Showing posts with label Rikki Watts. Show all posts
Showing posts with label Rikki Watts. Show all posts
Friday, July 24, 2009
Rikki Watts: The Psalms in Mark's Gospel
I have an unpublished paper by Rikki Watts of Regent College entitled: "The Lord's House and David's Lord: the Psalms and Mark's Perspective on Jesus and the Temple." The abstract states:
"Four Davidic Psalms (2, 118, 110, and 22), each cited or alluded to at least twice, in this order, and at critical junctures in Mark's narrative, play a key role in his Gospel. In contemporary understanding Psalm 2 was associated with teh future messianic urging of Jersusalem and especially the Temple (e.g. 4QFlor, Pss Sol 17). Psalm 118, concluding the Egyptian Hallel, spoke of Israel's future deliverance under a Davidic king with the restored temple as the goal of Israel's return from exile.
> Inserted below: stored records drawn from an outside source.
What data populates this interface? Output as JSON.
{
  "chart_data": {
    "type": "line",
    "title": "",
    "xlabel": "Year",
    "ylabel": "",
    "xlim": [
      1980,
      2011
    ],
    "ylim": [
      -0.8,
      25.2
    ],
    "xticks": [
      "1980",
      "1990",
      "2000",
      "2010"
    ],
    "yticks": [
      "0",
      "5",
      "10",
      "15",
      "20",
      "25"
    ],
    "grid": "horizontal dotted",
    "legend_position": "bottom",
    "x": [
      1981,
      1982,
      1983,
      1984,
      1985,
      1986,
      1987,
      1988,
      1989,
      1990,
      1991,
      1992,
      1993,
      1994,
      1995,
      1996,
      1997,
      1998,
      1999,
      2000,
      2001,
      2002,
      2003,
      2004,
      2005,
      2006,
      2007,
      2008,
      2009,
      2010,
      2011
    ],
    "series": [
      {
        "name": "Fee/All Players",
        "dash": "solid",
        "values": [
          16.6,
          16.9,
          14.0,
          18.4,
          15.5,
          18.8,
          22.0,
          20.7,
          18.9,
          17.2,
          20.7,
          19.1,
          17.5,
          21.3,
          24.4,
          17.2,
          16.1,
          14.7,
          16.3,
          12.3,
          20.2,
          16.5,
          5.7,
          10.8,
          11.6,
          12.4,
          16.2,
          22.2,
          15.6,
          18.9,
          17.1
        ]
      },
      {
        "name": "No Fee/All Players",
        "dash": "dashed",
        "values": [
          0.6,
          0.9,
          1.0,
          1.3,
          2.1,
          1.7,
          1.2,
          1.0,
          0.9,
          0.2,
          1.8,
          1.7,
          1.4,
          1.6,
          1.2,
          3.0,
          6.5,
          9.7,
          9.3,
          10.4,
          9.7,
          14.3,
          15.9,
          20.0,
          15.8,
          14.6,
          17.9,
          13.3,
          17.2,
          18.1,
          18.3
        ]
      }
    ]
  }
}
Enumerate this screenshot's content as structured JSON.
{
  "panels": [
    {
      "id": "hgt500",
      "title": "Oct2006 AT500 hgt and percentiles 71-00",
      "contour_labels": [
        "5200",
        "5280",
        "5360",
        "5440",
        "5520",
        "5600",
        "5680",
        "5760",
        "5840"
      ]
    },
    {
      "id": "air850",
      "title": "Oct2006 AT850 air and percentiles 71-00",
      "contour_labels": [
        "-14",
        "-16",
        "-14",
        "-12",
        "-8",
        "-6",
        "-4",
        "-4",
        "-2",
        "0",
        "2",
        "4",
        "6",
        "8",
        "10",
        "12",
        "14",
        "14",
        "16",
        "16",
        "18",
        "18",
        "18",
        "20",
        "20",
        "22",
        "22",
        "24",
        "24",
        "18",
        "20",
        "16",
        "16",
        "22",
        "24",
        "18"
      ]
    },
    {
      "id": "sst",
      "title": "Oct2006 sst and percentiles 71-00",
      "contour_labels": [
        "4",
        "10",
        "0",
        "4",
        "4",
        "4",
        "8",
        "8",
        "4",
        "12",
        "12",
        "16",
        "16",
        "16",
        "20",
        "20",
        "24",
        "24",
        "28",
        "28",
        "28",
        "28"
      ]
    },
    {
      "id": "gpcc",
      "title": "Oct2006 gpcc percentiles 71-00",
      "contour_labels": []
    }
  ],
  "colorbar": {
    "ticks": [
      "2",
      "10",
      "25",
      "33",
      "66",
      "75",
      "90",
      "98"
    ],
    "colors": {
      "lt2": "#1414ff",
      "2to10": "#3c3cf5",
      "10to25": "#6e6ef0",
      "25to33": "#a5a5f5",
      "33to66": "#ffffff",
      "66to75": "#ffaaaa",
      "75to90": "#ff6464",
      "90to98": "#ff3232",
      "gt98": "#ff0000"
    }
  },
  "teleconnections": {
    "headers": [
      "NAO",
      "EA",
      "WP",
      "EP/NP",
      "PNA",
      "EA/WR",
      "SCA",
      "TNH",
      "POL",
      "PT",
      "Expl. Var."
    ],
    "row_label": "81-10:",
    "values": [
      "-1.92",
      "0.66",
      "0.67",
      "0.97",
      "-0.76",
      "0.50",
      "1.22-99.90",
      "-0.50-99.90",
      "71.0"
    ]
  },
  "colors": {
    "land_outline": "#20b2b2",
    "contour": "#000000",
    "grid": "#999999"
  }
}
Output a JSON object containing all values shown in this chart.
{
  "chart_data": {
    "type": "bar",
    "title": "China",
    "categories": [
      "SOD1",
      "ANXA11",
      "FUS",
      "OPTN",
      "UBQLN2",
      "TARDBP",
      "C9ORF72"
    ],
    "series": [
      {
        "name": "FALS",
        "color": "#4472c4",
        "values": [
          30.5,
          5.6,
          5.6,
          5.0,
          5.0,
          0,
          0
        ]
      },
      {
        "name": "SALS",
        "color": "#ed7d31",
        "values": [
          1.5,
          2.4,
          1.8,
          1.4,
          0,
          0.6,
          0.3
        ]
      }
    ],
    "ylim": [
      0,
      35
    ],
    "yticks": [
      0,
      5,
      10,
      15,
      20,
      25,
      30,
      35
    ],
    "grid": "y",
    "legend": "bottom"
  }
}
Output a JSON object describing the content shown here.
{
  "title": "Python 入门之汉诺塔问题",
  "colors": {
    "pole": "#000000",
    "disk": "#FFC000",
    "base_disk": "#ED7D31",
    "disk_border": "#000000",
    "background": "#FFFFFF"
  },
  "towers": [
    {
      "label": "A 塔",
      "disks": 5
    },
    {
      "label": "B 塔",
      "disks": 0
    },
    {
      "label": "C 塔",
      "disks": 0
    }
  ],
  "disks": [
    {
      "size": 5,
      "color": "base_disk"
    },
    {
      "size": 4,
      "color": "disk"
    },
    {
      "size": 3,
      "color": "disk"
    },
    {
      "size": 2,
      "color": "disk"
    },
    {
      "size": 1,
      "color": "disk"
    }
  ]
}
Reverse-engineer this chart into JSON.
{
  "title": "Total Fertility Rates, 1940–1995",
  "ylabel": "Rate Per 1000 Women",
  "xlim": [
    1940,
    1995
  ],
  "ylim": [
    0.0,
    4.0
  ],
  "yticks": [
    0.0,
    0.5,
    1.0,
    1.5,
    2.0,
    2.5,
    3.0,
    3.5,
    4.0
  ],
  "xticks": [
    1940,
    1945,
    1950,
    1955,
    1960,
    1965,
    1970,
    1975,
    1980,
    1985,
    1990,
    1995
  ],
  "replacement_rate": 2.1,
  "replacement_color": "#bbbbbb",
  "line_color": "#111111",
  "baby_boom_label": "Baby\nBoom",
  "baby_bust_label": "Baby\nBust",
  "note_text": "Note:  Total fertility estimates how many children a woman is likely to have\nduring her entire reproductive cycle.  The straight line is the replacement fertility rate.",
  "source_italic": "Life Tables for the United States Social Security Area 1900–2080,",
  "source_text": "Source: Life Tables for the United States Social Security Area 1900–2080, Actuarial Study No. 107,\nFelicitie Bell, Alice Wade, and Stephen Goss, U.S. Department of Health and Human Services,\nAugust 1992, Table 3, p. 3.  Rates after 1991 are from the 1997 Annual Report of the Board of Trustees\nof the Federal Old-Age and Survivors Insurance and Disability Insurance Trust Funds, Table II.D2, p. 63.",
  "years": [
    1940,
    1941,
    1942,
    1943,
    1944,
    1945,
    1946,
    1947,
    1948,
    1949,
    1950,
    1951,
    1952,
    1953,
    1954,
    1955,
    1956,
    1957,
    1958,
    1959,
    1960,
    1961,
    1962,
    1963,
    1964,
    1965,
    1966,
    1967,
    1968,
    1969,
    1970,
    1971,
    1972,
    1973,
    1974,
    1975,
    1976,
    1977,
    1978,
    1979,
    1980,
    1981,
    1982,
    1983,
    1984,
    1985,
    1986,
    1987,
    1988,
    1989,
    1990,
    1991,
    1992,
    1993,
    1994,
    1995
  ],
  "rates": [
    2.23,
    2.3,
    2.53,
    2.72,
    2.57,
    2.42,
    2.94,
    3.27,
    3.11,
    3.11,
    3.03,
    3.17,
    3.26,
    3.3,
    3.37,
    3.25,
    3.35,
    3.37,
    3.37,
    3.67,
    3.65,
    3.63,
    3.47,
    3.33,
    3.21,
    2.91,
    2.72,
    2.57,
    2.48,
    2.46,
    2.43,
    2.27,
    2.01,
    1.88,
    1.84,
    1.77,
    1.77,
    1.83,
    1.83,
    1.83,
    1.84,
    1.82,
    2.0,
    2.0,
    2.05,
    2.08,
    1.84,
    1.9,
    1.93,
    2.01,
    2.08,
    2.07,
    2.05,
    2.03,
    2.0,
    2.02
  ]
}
Psalm 110's surprisingly elevated royal desgination, uniquely expressed in Melchizedekian preist-king terms, contributed to several portraits of exalted heavenly deliverers, some messianic, who would preside over Israel's restoration (e.g. 11QMelch, 1 Enoch) while Psalm 22's Davidic suffering and vindication described teh deliverance of righteous Zion (e.g. 4QPs). Drawing from the dual perspective of their original contexts and contemporary interpretations, this paper proposes taht Mark's careful arrangement of his psalm citations presents Jesus as both Israel's Davidic Messiah (Pss 2, 118) and the temple's Lord (Ps 110) who, coming to purge Jerusalem but rejected by the temple authorities, announces the present structure's destruction and, through his death and vindication (Ps 22), its replacement with a new people-temple centred on himself."
What do the rest think on this? I concur with the use of Psalm 2 in Judaism and its relevance for the Gospel of Mark. The issue of replacing the temple with a people-temple is perhaps more controversial, although I am willing to give it some air time (the problem is that the early Jerusalem church seems fairly temple-centred in their worship and that requires explanation: two temples in parrallel or one temple inside another). Certain Ps 110 is also a big part of Mark's Christology too.